Especially outside of a hospital setting.

Big Hoss
I was doing in office IV sedation one day and a construction crew across the street knocked out power to my clinic. The nurse anesthetist and I about crapped our pants. I was so lucky that I was just about to cement the last SSC of the case. Do you think my clinic has a backup generator? Nope.

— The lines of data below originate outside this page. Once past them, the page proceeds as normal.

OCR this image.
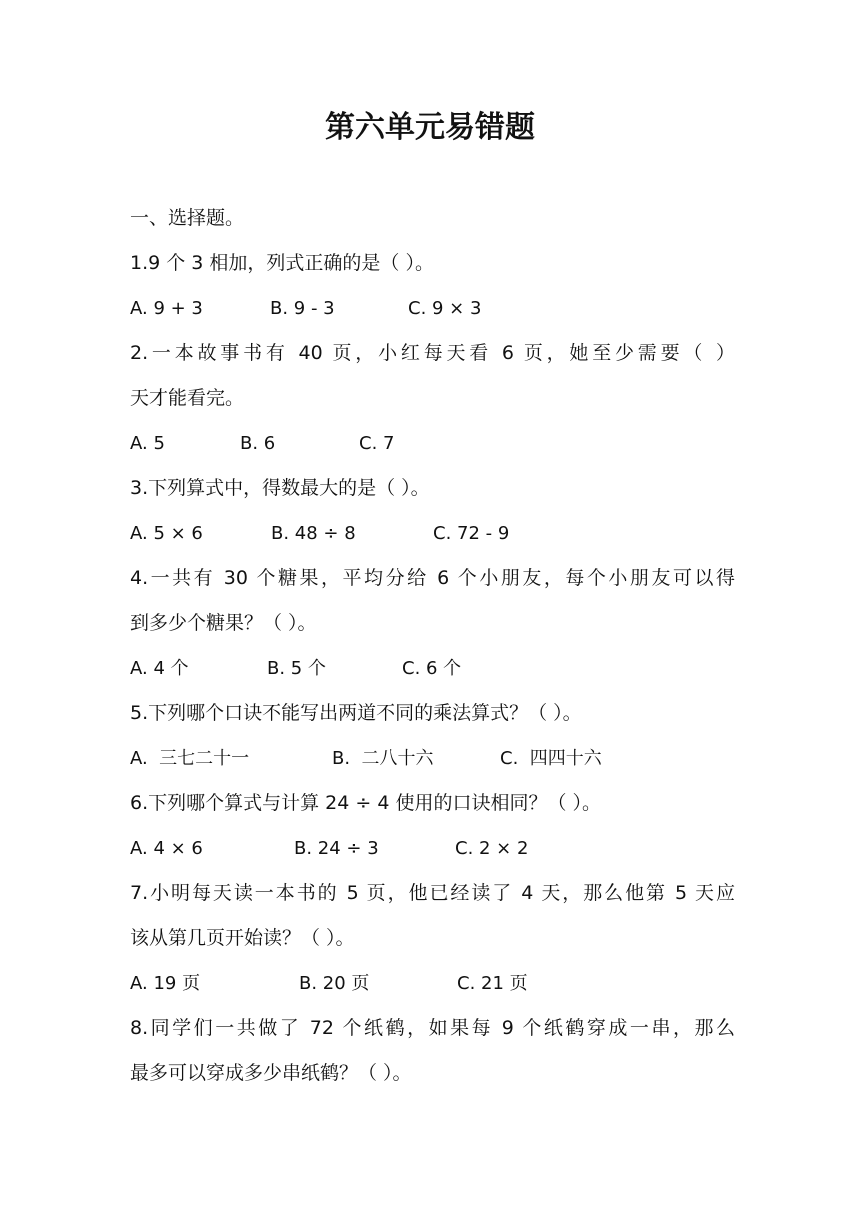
第六单元易错题

一、选择题。

1.9 个 3 相加，列式正确的是（ ）。

A. 9 + 3	B. 9 - 3	C. 9 × 3

2.一本故事书有 40 页，小红每天看 6 页，她至少需要（ ）

天才能看完。

A. 5	B. 6	C. 7

3.下列算式中，得数最大的是（ ）。

A. 5 × 6	B. 48 ÷ 8	C. 72 - 9

4.一共有 30 个糖果，平均分给 6 个小朋友，每个小朋友可以得

到多少个糖果？（ ）。

A. 4 个	B. 5 个	C. 6 个

5.下列哪个口诀不能写出两道不同的乘法算式？（ ）。

A.  三七二十一	B.  二八十六	C.  四四十六

6.下列哪个算式与计算 24 ÷ 4 使用的口诀相同？（ ）。

A. 4 × 6	B. 24 ÷ 3	C. 2 × 2

7.小明每天读一本书的 5 页，他已经读了 4 天，那么他第 5 天应

该从第几页开始读？（ ）。

A. 19 页	B. 20 页	C. 21 页

8.同学们一共做了 72 个纸鹤，如果每 9 个纸鹤穿成一串，那么

最多可以穿成多少串纸鹤？（ ）。
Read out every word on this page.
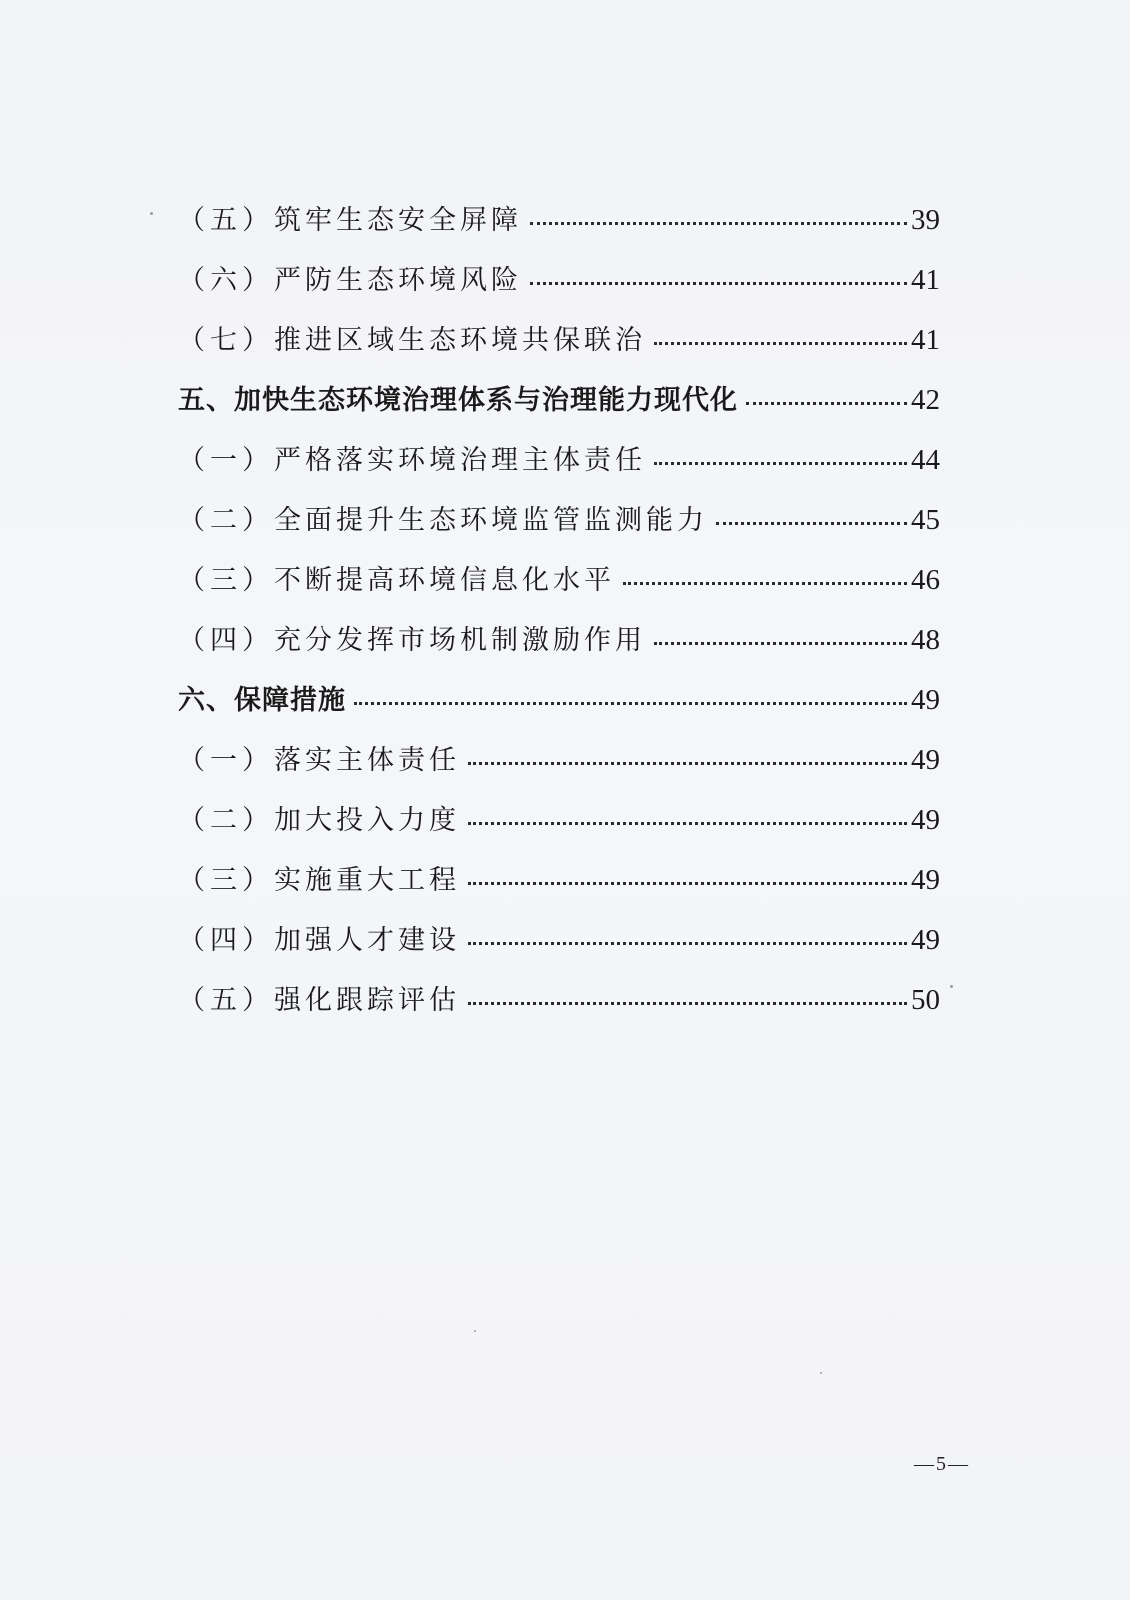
（五） 筑牢生态安全屏障	39
（六） 严防生态环境风险	41
（七） 推进区域生态环境共保联治	41
五、 加快生态环境治理体系与治理能力现代化	42
（一） 严格落实环境治理主体责任	44
（二） 全面提升生态环境监管监测能力	45
（三） 不断提高环境信息化水平	46
（四） 充分发挥市场机制激励作用	48
六、 保障措施	49
（一） 落实主体责任	49
（二） 加大投入力度	49
（三） 实施重大工程	49
（四） 加强人才建设	49
（五） 强化跟踪评估	50
—5—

There is much to be said for having the support and help, when needed, that is found in a hospital/surgery center.

Big Hoss
 
I never said forget the sick? I just said I don’t like doing those cases, and I can guarantee any anesthesiologist you ask doesn’t like doing sick cases. How am I ignoring data? You’ve yet to respond to the study I posted showing an estimated 1 death/injury per month. Not sure what you keep going on about “real” anesthesiologists? Please enlighten me how my 3 year residency doing the same cases the MD residents do makes me a fake anesthesiologist? Because I don’t have the letters “MD” in my credentials?
I was waiting for that answer…so, you get the exact same training as the MDAs…oh, ok. That’s not what MDAs tell me…they sort of chuckle at you guys. Egos all over the place! You’re a dentist just like me…well, I’m a dentist/MD so obviously I’m better than you. When I’m in the OR, I only see real anesthesiologist. By the way, where is all the research you are talking about as it relates to OMFS? And, I like to see the research on CRNAs too since their training is inferior to yours.